Texas Implemented a special ed cap, AZ implemented an ESA for special education children. Guess what happened next.

May 15, 2017

(Guest Post by Matthew Ladner)

The Raise Your Hand Texas group has released a white paper opposing an ESA program for special needs students in the Lone Star State. It is alas replete with boiler-plate nostrums etc. but if private choice is terrible for children with disabilities attending district schools, you have an awfully hard time finding evidence for it in the NAEP. We can get NAEP trends for children with disabilities on all six NAEP exams for the 2009 to 2015 period. The Arizona legislature passed a private choice tax credit for special needs children in 2009, and followed that up with the Empowerment Scholarship Accounts program in 2011.

Texas meanwhile during this period had the Texas Education Agency implementing a defacto cap on the number of special needs students in districts, without the slightest apparent protest from Texas districts, who implemented the program quite effectively. Ah, well, at least those Texas districts should have been doing a better job delivering special ed students for the children with disabilities they served, right?

Wrong.

Arizona authorities decided to expand options and increase freedom. As you can see, Arizona students with disabilities have demonstrated academic progress much better than the nation as a whole, which has either been treading water or actually declining. This looks pretty bad until you examine the scores for Texas students with disabilities, which are not only consistently worse, but which failed to show improvement in any of the six subjects covered by NAEP.

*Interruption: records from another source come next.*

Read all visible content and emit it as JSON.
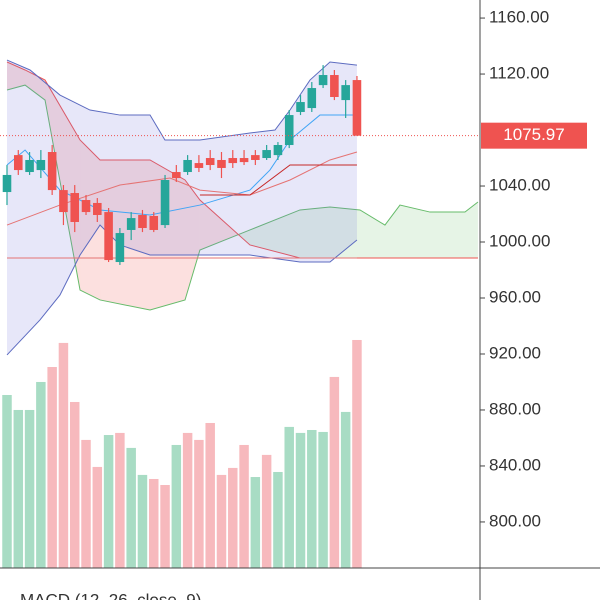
{
  "chart_data": {
    "type": "candlestick",
    "up_color": "#26a69a",
    "down_color": "#ef5350",
    "open": [
      1035.7,
      1062.1,
      1050.0,
      1051.4,
      1064.3,
      1037.1,
      1035.0,
      1030.0,
      1027.9,
      1021.4,
      985.7,
      1008.6,
      1019.3,
      1018.6,
      1012.1,
      1050.0,
      1050.0,
      1056.4,
      1060.0,
      1058.6,
      1060.0,
      1060.0,
      1062.1,
      1060.0,
      1062.1,
      1069.3,
      1092.9,
      1095.7,
      1112.1,
      1119.3,
      1101.4,
      1115.7
    ],
    "high": [
      1055.0,
      1065.7,
      1064.3,
      1065.7,
      1069.3,
      1040.7,
      1040.7,
      1033.6,
      1031.4,
      1024.3,
      1010.0,
      1021.4,
      1022.9,
      1021.4,
      1047.9,
      1055.0,
      1062.1,
      1062.1,
      1065.7,
      1064.3,
      1065.7,
      1065.7,
      1065.7,
      1069.3,
      1071.4,
      1094.3,
      1105.0,
      1114.3,
      1126.4,
      1122.9,
      1115.7,
      1118.6
    ],
    "low": [
      1026.4,
      1047.9,
      1047.9,
      1045.7,
      1033.6,
      1012.1,
      1007.1,
      1019.3,
      1014.3,
      985.7,
      983.6,
      1001.4,
      1007.1,
      1007.1,
      1010.0,
      1042.9,
      1047.9,
      1050.0,
      1051.4,
      1045.7,
      1052.9,
      1055.0,
      1055.0,
      1058.6,
      1058.6,
      1067.1,
      1090.7,
      1092.9,
      1110.0,
      1101.4,
      1088.6,
      1075.97
    ],
    "close": [
      1047.9,
      1051.4,
      1058.6,
      1058.6,
      1037.1,
      1021.4,
      1014.3,
      1021.4,
      1019.3,
      987.1,
      1006.4,
      1017.1,
      1010.0,
      1008.6,
      1044.3,
      1045.7,
      1058.6,
      1052.9,
      1055.0,
      1052.9,
      1056.4,
      1057.1,
      1058.6,
      1065.7,
      1069.3,
      1090.7,
      1100.0,
      1110.0,
      1119.3,
      1103.6,
      1112.1,
      1075.97
    ],
    "volume": [
      890.7,
      880.0,
      880.0,
      900.0,
      910.7,
      927.9,
      885.7,
      858.6,
      839.3,
      862.1,
      863.6,
      852.9,
      833.6,
      830.7,
      826.4,
      855.0,
      863.6,
      858.6,
      870.7,
      833.6,
      838.6,
      855.0,
      832.1,
      847.9,
      835.7,
      867.9,
      863.6,
      865.7,
      864.3,
      903.6,
      878.6,
      930.0
    ],
    "volume_colors": [
      "#a8dcc4",
      "#a8dcc4",
      "#a8dcc4",
      "#a8dcc4",
      "#f7b9bd",
      "#f7b9bd",
      "#f7b9bd",
      "#f7b9bd",
      "#f7b9bd",
      "#a8dcc4",
      "#f7b9bd",
      "#a8dcc4",
      "#a8dcc4",
      "#f7b9bd",
      "#f7b9bd",
      "#a8dcc4",
      "#f7b9bd",
      "#f7b9bd",
      "#f7b9bd",
      "#f7b9bd",
      "#f7b9bd",
      "#f7b9bd",
      "#a8dcc4",
      "#f7b9bd",
      "#a8dcc4",
      "#a8dcc4",
      "#a8dcc4",
      "#a8dcc4",
      "#a8dcc4",
      "#f7b9bd",
      "#a8dcc4",
      "#f7b9bd"
    ],
    "series": [
      {
        "color": "#5c6bc0",
        "x": [
          0,
          2.04,
          4.69,
          7.35,
          10.01,
          12.67,
          13.99,
          17.09,
          21.52,
          23.74,
          25.07,
          26.84,
          28.61,
          31
        ],
        "values": [
          1130.0,
          1122.9,
          1105.0,
          1094.3,
          1090.7,
          1090.7,
          1072.9,
          1072.9,
          1077.9,
          1080.0,
          1094.3,
          1115.7,
          1128.6,
          1126.4
        ]
      },
      {
        "color": "#5c6bc0",
        "x": [
          0,
          2.92,
          4.69,
          6.47,
          8.24,
          10.01,
          12.67,
          17.09,
          21.52,
          25.95,
          28.61,
          31
        ],
        "values": [
          919.3,
          944.3,
          962.1,
          990.7,
          1012.1,
          997.9,
          990.7,
          990.7,
          990.7,
          985.7,
          985.7,
          1001.4
        ]
      },
      {
        "color": "#42a5f5",
        "x": [
          0,
          1.6,
          4.69,
          8.24,
          12.67,
          17.09,
          21.52,
          23.29,
          25.07,
          27.72,
          31
        ],
        "values": [
          1055.0,
          1065.7,
          1037.1,
          1022.9,
          1019.3,
          1026.4,
          1037.1,
          1051.4,
          1072.9,
          1090.7,
          1090.7
        ]
      },
      {
        "color": "#e57373",
        "x": [
          0,
          4.69,
          10.01,
          14.44,
          17.09,
          21.52,
          25.07,
          28.61,
          31
        ],
        "values": [
          1012.1,
          1026.4,
          1040.7,
          1045.7,
          1037.1,
          1033.6,
          1044.3,
          1058.6,
          1064.3
        ]
      },
      {
        "color": "#c62828",
        "x": [
          17.09,
          21.52,
          25.07,
          31
        ],
        "values": [
          1033.6,
          1033.6,
          1055.0,
          1055.0
        ]
      },
      {
        "color": "#e57373",
        "x": [
          0,
          31
        ],
        "values": [
          988.6,
          988.6
        ]
      }
    ],
    "band_fill": {
      "between": [
        0,
        1
      ],
      "color": "rgba(120,123,220,0.18)"
    },
    "cloud": {
      "x": [
        0,
        1.6,
        3.37,
        6.47,
        8.24,
        12.67,
        15.77,
        17.09,
        21.52,
        25.95,
        28.61,
        31.27,
        33.48,
        34.81,
        37.47,
        40.57,
        41.72
      ],
      "span_a": [
        1108.6,
        1112.1,
        1101.4,
        965.7,
        958.6,
        951.4,
        958.6,
        994.3,
        1008.6,
        1022.9,
        1025.0,
        1022.9,
        1012.1,
        1026.4,
        1021.4,
        1021.4,
        1028.6
      ],
      "span_b": [
        1128.6,
        1122.9,
        1115.7,
        1072.9,
        1058.6,
        1058.6,
        1044.3,
        1030.0,
        997.9,
        988.6,
        988.6,
        988.6,
        988.6,
        988.6,
        988.6,
        988.6,
        988.6
      ],
      "color_a": "#66bb6a",
      "color_b": "#ef5350",
      "up_fill": "rgba(76,175,80,0.14)",
      "down_fill": "rgba(239,83,80,0.18)"
    },
    "last_price": 1075.97,
    "xlim": [
      -0.62,
      41.9
    ],
    "ylim": [
      767.1,
      1172.9
    ],
    "yticks": [
      {
        "value": 800,
        "label": "800.00"
      },
      {
        "value": 840,
        "label": "840.00"
      },
      {
        "value": 880,
        "label": "880.00"
      },
      {
        "value": 920,
        "label": "920.00"
      },
      {
        "value": 960,
        "label": "960.00"
      },
      {
        "value": 1000,
        "label": "1000.00"
      },
      {
        "value": 1040,
        "label": "1040.00"
      },
      {
        "value": 1120,
        "label": "1120.00"
      },
      {
        "value": 1160,
        "label": "1160.00"
      }
    ],
    "indicator_title": "MACD (12, 26, close, 9)"
  }
}
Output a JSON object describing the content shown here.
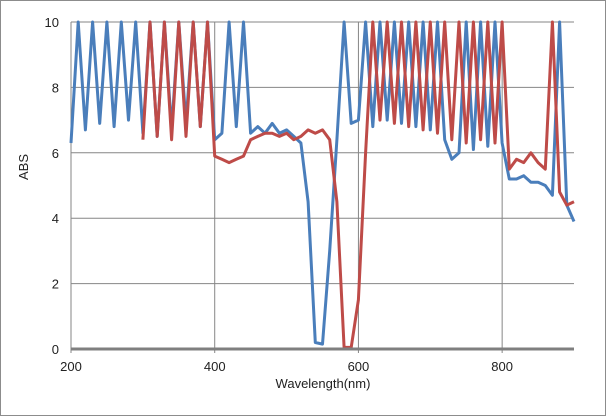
{
  "chart_data": {
    "type": "line",
    "xlabel": "Wavelength(nm)",
    "ylabel": "ABS",
    "xlim": [
      200,
      900
    ],
    "ylim": [
      0,
      10
    ],
    "xticks": [
      200,
      400,
      600,
      800
    ],
    "yticks": [
      0,
      2,
      4,
      6,
      8,
      10
    ],
    "grid": true,
    "legend": "none",
    "series": [
      {
        "color": "#4a7ebb",
        "x": [
          200,
          210,
          220,
          230,
          240,
          250,
          260,
          270,
          280,
          290,
          300,
          310,
          320,
          330,
          340,
          350,
          360,
          370,
          380,
          390,
          400,
          410,
          420,
          430,
          440,
          450,
          460,
          470,
          480,
          490,
          500,
          510,
          520,
          530,
          540,
          550,
          560,
          570,
          580,
          590,
          600,
          610,
          620,
          630,
          640,
          650,
          660,
          670,
          680,
          690,
          700,
          710,
          720,
          730,
          740,
          750,
          760,
          770,
          780,
          790,
          800,
          810,
          820,
          830,
          840,
          850,
          860,
          870,
          880,
          890,
          900
        ],
        "y": [
          6.3,
          10,
          6.7,
          10,
          6.9,
          10,
          6.8,
          10,
          7.0,
          10,
          6.6,
          10,
          6.5,
          10,
          6.7,
          10,
          6.9,
          10,
          6.8,
          10,
          6.4,
          6.6,
          10,
          6.8,
          10,
          6.6,
          6.8,
          6.6,
          6.9,
          6.6,
          6.7,
          6.5,
          6.3,
          4.5,
          0.2,
          0.15,
          3.0,
          6.4,
          10,
          6.9,
          7.0,
          10,
          6.8,
          10,
          7.0,
          10,
          6.9,
          10,
          6.8,
          10,
          6.7,
          10,
          6.4,
          5.8,
          6.0,
          10,
          6.1,
          10,
          6.2,
          10,
          6.3,
          5.2,
          5.2,
          5.3,
          5.1,
          5.1,
          5.0,
          4.7,
          10,
          4.4,
          3.9
        ]
      },
      {
        "color": "#be4b48",
        "x": [
          300,
          310,
          320,
          330,
          340,
          350,
          360,
          370,
          380,
          390,
          400,
          410,
          420,
          430,
          440,
          450,
          460,
          470,
          480,
          490,
          500,
          510,
          520,
          530,
          540,
          550,
          560,
          570,
          580,
          590,
          600,
          610,
          620,
          630,
          640,
          650,
          660,
          670,
          680,
          690,
          700,
          710,
          720,
          730,
          740,
          750,
          760,
          770,
          780,
          790,
          800,
          810,
          820,
          830,
          840,
          850,
          860,
          870,
          880,
          890,
          900
        ],
        "y": [
          6.4,
          10,
          6.5,
          10,
          6.4,
          10,
          6.5,
          10,
          6.8,
          10,
          5.9,
          5.8,
          5.7,
          5.8,
          5.9,
          6.4,
          6.5,
          6.6,
          6.6,
          6.5,
          6.6,
          6.4,
          6.5,
          6.7,
          6.6,
          6.7,
          6.4,
          4.5,
          0.05,
          0.05,
          1.5,
          6.0,
          10,
          7.0,
          10,
          6.9,
          10,
          6.8,
          10,
          6.7,
          10,
          6.6,
          10,
          6.4,
          10,
          6.3,
          10,
          6.4,
          10,
          6.3,
          10,
          5.5,
          5.8,
          5.7,
          6.0,
          5.7,
          5.5,
          10,
          4.8,
          4.4,
          4.5
        ]
      }
    ]
  }
}
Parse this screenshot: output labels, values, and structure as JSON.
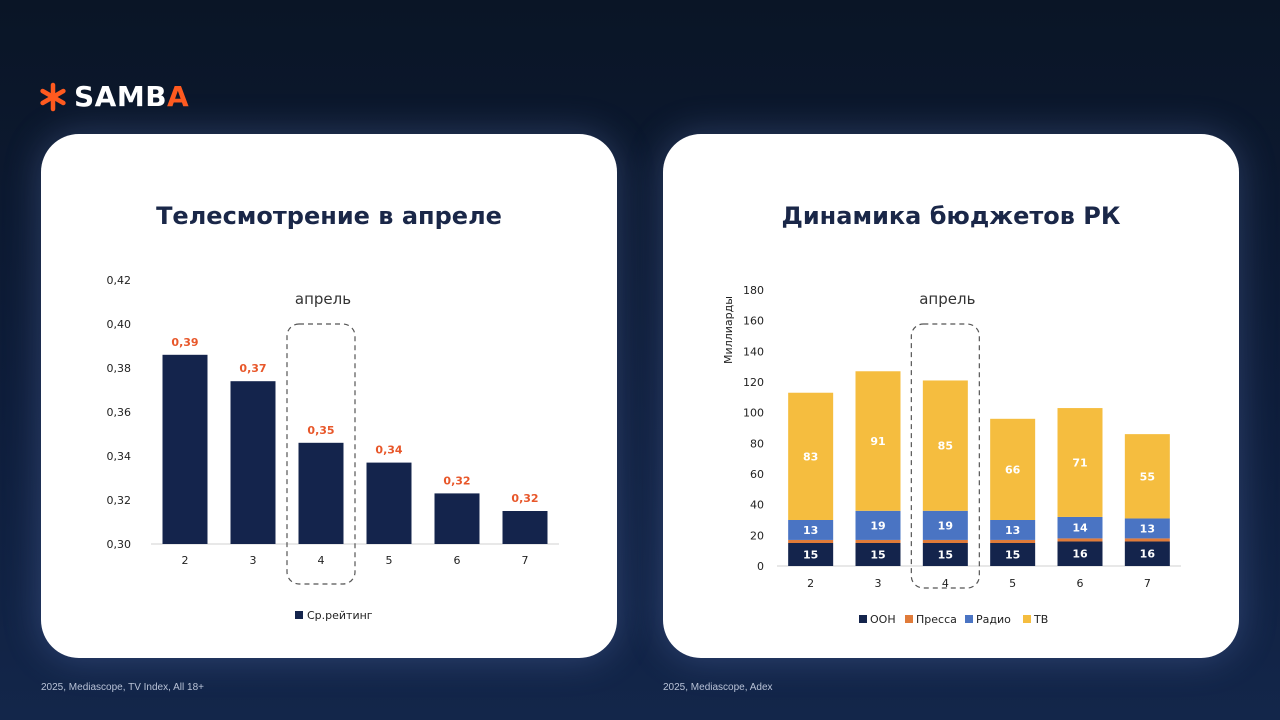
{
  "logo": {
    "text_main": "SAMB",
    "text_accent": "A",
    "accent_color": "#ff5a1f"
  },
  "footnotes": {
    "left": "2025, Mediascope, TV Index, All 18+",
    "right": "2025, Mediascope, Adex"
  },
  "chart_data": [
    {
      "type": "bar",
      "title": "Телесмотрение в апреле",
      "categories": [
        "2",
        "3",
        "4",
        "5",
        "6",
        "7"
      ],
      "series": [
        {
          "name": "Ср.рейтинг",
          "values": [
            0.386,
            0.374,
            0.346,
            0.337,
            0.323,
            0.315
          ],
          "color": "#14244c"
        }
      ],
      "data_labels": [
        "0,39",
        "0,37",
        "0,35",
        "0,34",
        "0,32",
        "0,32"
      ],
      "data_label_color": "#e8572a",
      "ylim": [
        0.3,
        0.42
      ],
      "yticks": [
        "0,30",
        "0,32",
        "0,34",
        "0,36",
        "0,38",
        "0,40",
        "0,42"
      ],
      "highlight": {
        "category": "4",
        "label": "апрель"
      },
      "legend_position": "bottom",
      "grid": false
    },
    {
      "type": "bar",
      "stacked": true,
      "title": "Динамика бюджетов РК",
      "ylabel": "Миллиарды",
      "categories": [
        "2",
        "3",
        "4",
        "5",
        "6",
        "7"
      ],
      "series": [
        {
          "name": "ООН",
          "values": [
            15,
            15,
            15,
            15,
            16,
            16
          ],
          "labels": [
            "15",
            "15",
            "15",
            "15",
            "16",
            "16"
          ],
          "color": "#14244c"
        },
        {
          "name": "Пресса",
          "values": [
            2,
            2,
            2,
            2,
            2,
            2
          ],
          "labels": [
            "",
            "",
            "",
            "",
            "",
            ""
          ],
          "color": "#e07b39"
        },
        {
          "name": "Радио",
          "values": [
            13,
            19,
            19,
            13,
            14,
            13
          ],
          "labels": [
            "13",
            "19",
            "19",
            "13",
            "14",
            "13"
          ],
          "color": "#4a74c3"
        },
        {
          "name": "ТВ",
          "values": [
            83,
            91,
            85,
            66,
            71,
            55
          ],
          "labels": [
            "83",
            "91",
            "85",
            "66",
            "71",
            "55"
          ],
          "color": "#f5bd3f"
        }
      ],
      "ylim": [
        0,
        180
      ],
      "yticks": [
        "0",
        "20",
        "40",
        "60",
        "80",
        "100",
        "120",
        "140",
        "160",
        "180"
      ],
      "highlight": {
        "category": "4",
        "label": "апрель"
      },
      "legend_position": "bottom",
      "grid": false
    }
  ]
}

These trends obviously have factors other than choice which impact them, but if the theory is that ESAs are terrible for children with disabilities in public schools, we can reject the hypothesis. Texas has a special education disaster on its hands, while Arizona is making progress far and away above the national average. No student group has more to gain from choice than children with disabilities- including those who choose to remain in districts.